RGGI states have used the money generated from the sale of allowances over the past decade to reduce utility bills, improve energy efficiency, and provide incentives for clean energy.

Since RGGI began in 2009, participating states have substantially reduced carbon emissions while also enjoying strong economic growth. Carbon emissions from power plants in RGGI states have decreased 47%, while their economies grew by 47%, both exceeding the rest of the country by wide margins. Electricity prices in RGGI states fell 5.7% the first ten years of the program, while increasing in the rest of the country.

Last week, the NC Environmental Management Commission took the first step to cost-effective reduction of carbon emissions from the power sector by approving proposed rules that would allow North Carolina to join Virginia and other states in the successful, cost-effective regional effort to reduce carbon emissions and address climate change under RGGI.

But the legislature has other ideas. Legislators have been secretly meeting with Duke Energy and in a midnight vote last week the House passed a bill that would shut down some Duke coal-fired power plants, but replace them with climate polluting gas plants – at a time when scientists tell us we need to phase out all fossil fuel. The legislation would also allow Duke to bypass the normal process in which the Utilities Commission requires the most cost- effective sources of power and minimizes costs to customers. The legislation would not achieve close to the needed carbon reductions, and is a free ticket to Duke to continue fossil fuel climate pollution while gouging utility bill payers.

The Senate should reject the bill and Duke Energy’s current plans that are inadequate to meet carbon reduction goals, would continue and expand reliance on fossil fuels, and would be expensive for utility bill payers. North Carolina’s leaders should tell Duke Energy what it needs to do, and not have Duke Energy tell our legislators what they have to do.

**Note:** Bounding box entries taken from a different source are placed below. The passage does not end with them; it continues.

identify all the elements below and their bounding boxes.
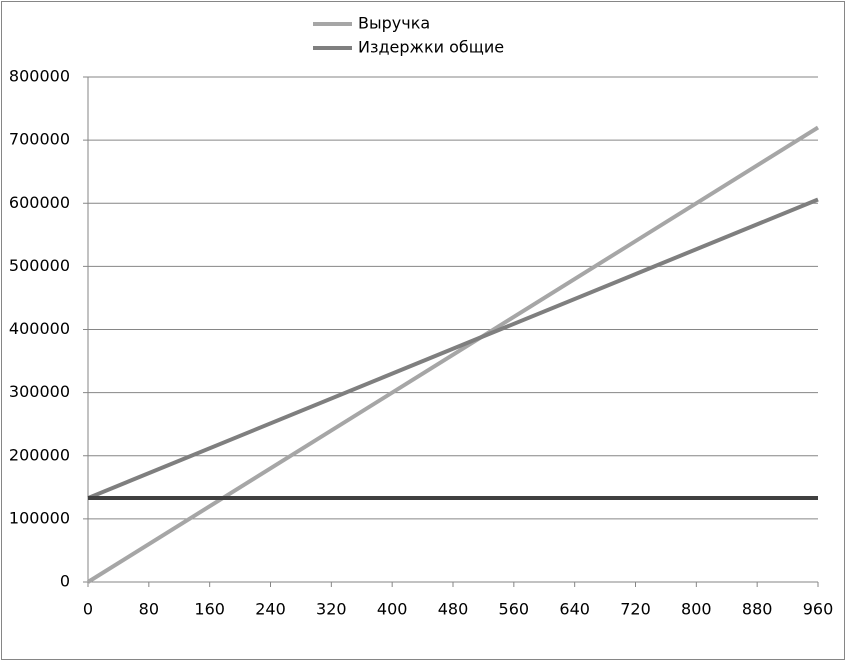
y-tick-label: 100000	[9, 508, 70, 527]
y-tick-label: 400000	[9, 319, 70, 338]
y-tick-label: 700000	[9, 130, 70, 149]
x-tick-label: 640	[559, 600, 590, 619]
x-tick-label: 320	[316, 600, 347, 619]
y-tick-label: 300000	[9, 382, 70, 401]
x-tick-label: 800	[681, 600, 712, 619]
y-tick-label: 600000	[9, 193, 70, 212]
x-tick-label: 480	[438, 600, 469, 619]
x-tick-label: 880	[742, 600, 773, 619]
x-tick-label: 0	[83, 600, 93, 619]
y-tick-label: 200000	[9, 445, 70, 464]
legend-label: Издержки общие	[358, 38, 504, 57]
x-tick-label: 720	[620, 600, 651, 619]
y-tick-label: 500000	[9, 256, 70, 275]
series-line	[86, 125, 820, 584]
x-tick-label: 400	[377, 600, 408, 619]
x-tick-label: 560	[499, 600, 530, 619]
x-tick-label: 240	[255, 600, 286, 619]
legend-label: Выручка	[358, 14, 430, 33]
y-tick-label: 0	[60, 572, 70, 591]
x-tick-label: 80	[139, 600, 159, 619]
x-tick-label: 960	[803, 600, 834, 619]
x-tick-label: 160	[194, 600, 225, 619]
y-tick-label: 800000	[9, 67, 70, 86]
series-line	[87, 197, 819, 500]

Legislative leaders should instead build on the hard work already done, and work with the governor to develop a program that will achieve a 70% reduction in carbon emissions by 2030, create jobs by accelerating the transition to renewable energy, and protect utility customers. We need to do our part to address climate change, which is already impacting our economy and environment. And do it quickly.

Derb Carter is the director of the Southern Environmental Law Center’s North Carolina offices.